Terre de la nuance et des métamorphoses !

Quel voile délicat s’est posé sur les choses

Et donne au ciel ce ton mourant des fleurs de lin ?

Est-ce à Saint-Gille, au Huelgoat, à Goudelin ?

Le paysage, avec sa lande et son église,

Dans l’air ambré du soir se spiritualise

Et, vaporeux, atténué comme un pastel,

Semble flotter vraiment aux confins du réel.

Aucun souffle n’émeut cet impalpable tulle.

Et, cependant qu’à pas feutrés le crépuscule

Descend le chemin creux qui mène vers l’étang,

Le silence avec lui glisse, plane et s’étend.

 

                                 II

 

Est-ce à Gurunhuel, à Botmeur, à Crozon ?

Du soleil qui chavire au ras de l’horizon,

Tel un brick torpillé dont la membrure éclate,

L’adieu s’exhale en jets de soufre et d’écarlate.
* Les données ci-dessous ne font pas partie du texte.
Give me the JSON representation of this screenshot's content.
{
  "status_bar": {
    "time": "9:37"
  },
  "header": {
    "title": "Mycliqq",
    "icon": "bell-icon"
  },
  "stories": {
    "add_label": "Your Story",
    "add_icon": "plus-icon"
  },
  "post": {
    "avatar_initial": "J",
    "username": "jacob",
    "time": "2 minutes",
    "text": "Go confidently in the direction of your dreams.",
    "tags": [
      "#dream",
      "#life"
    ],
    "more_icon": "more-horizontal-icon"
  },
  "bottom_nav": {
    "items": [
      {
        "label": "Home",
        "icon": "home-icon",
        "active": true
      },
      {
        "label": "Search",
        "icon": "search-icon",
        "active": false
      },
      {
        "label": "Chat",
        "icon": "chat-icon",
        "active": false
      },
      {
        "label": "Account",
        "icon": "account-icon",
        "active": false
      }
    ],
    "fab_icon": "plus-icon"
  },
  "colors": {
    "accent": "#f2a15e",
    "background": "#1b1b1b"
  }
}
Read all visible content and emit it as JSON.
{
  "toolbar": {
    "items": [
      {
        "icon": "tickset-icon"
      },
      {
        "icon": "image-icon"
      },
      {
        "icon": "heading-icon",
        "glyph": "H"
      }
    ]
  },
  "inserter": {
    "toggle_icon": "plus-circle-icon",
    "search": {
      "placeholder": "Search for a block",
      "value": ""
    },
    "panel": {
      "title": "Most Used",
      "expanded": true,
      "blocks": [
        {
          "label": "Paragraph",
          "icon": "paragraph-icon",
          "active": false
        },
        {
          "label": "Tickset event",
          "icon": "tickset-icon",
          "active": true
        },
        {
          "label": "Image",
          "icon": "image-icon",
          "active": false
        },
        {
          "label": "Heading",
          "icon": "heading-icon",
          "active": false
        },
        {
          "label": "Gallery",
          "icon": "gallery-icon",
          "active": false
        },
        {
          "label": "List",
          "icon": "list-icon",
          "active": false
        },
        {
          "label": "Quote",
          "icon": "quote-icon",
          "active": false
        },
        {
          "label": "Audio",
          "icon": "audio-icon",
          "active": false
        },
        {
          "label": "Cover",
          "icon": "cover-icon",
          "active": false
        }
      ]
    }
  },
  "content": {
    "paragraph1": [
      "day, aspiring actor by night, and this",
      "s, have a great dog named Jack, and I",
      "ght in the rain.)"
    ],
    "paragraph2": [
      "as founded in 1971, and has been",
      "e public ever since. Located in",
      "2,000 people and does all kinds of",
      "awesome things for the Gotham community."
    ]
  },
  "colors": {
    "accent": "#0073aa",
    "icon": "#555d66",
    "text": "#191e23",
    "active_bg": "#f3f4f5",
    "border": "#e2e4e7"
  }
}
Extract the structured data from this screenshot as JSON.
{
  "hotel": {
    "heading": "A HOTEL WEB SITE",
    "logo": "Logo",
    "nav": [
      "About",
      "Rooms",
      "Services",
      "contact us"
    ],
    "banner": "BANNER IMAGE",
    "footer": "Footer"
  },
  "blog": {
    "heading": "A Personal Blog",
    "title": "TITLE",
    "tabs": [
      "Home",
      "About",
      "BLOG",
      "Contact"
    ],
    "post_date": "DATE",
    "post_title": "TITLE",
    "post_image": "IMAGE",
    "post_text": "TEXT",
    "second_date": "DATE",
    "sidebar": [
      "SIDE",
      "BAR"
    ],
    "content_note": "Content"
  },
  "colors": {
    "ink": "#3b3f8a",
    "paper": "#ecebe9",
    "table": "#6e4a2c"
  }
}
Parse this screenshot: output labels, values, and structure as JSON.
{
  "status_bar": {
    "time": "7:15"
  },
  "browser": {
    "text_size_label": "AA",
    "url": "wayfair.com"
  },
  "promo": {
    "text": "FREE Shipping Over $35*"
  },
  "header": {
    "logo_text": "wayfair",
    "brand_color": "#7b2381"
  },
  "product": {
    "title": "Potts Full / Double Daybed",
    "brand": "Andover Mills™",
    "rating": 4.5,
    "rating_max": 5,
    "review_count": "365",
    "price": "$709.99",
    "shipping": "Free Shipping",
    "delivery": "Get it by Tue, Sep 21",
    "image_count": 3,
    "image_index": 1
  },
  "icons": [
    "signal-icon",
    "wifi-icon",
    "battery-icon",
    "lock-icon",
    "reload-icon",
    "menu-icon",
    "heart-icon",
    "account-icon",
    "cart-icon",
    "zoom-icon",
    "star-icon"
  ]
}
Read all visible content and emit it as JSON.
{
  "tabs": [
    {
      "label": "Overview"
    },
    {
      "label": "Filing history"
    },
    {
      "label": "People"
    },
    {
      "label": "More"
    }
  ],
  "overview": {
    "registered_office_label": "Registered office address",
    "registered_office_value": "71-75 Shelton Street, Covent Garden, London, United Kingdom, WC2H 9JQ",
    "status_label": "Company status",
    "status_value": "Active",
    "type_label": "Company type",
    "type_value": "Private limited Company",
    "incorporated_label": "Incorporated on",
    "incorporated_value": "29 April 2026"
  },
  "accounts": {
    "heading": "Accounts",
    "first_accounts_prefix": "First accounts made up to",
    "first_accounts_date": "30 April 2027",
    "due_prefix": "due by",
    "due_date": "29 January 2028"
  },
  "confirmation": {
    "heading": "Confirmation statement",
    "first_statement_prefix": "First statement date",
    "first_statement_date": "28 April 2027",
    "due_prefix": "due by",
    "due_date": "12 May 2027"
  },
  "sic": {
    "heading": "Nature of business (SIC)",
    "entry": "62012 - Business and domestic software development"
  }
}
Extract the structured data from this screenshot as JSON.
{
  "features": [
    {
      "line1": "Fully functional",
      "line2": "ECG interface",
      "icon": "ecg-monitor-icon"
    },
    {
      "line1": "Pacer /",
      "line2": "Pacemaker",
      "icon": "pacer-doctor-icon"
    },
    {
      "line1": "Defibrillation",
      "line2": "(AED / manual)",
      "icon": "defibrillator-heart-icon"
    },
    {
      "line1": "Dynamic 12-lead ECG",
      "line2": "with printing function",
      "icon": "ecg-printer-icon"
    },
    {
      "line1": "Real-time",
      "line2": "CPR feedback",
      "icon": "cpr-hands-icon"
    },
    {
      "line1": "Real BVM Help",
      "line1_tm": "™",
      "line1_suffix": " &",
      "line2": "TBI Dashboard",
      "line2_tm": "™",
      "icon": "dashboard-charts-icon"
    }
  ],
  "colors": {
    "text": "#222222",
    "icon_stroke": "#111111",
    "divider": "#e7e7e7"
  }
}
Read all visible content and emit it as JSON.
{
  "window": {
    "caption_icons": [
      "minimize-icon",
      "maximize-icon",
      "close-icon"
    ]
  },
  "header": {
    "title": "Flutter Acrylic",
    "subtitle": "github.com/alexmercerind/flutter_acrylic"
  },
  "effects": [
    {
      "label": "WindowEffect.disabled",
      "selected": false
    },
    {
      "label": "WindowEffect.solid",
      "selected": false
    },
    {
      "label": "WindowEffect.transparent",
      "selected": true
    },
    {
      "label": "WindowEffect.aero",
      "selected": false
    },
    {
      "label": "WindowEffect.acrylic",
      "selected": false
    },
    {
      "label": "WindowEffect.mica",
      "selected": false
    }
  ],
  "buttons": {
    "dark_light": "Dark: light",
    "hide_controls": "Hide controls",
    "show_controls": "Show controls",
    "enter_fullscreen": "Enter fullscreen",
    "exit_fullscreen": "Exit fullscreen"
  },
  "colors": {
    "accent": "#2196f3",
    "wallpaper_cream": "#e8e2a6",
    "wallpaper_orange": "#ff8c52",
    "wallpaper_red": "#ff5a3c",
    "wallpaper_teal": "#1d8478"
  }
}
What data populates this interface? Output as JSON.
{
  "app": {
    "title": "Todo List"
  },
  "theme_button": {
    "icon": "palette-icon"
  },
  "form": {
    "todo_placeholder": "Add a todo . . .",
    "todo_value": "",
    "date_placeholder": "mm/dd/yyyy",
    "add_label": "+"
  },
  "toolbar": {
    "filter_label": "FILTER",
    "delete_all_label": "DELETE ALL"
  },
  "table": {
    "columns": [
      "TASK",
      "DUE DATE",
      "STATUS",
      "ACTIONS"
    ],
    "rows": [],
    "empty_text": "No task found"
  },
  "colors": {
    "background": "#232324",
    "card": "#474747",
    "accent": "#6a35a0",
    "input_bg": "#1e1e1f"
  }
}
Puis tout s’éteint et tout s’apaise par degrés.

Un fin croissant de lune argente les Arrhés

Et découpe en plein ciel leurs graves silhouettes,

Qui rêvent dans le soir au bord des eaux muettes.

Et c’est comme une attente et c’est comme un secret.

Les couples se sont tus sur la route : on dirait,

A l’obscure langueur qui soudain les pénètre,

Que quelque chose d’infiniment doux va naître.

 

                                  III

 

On ne voit plus l’église, on ne voit plus la lande.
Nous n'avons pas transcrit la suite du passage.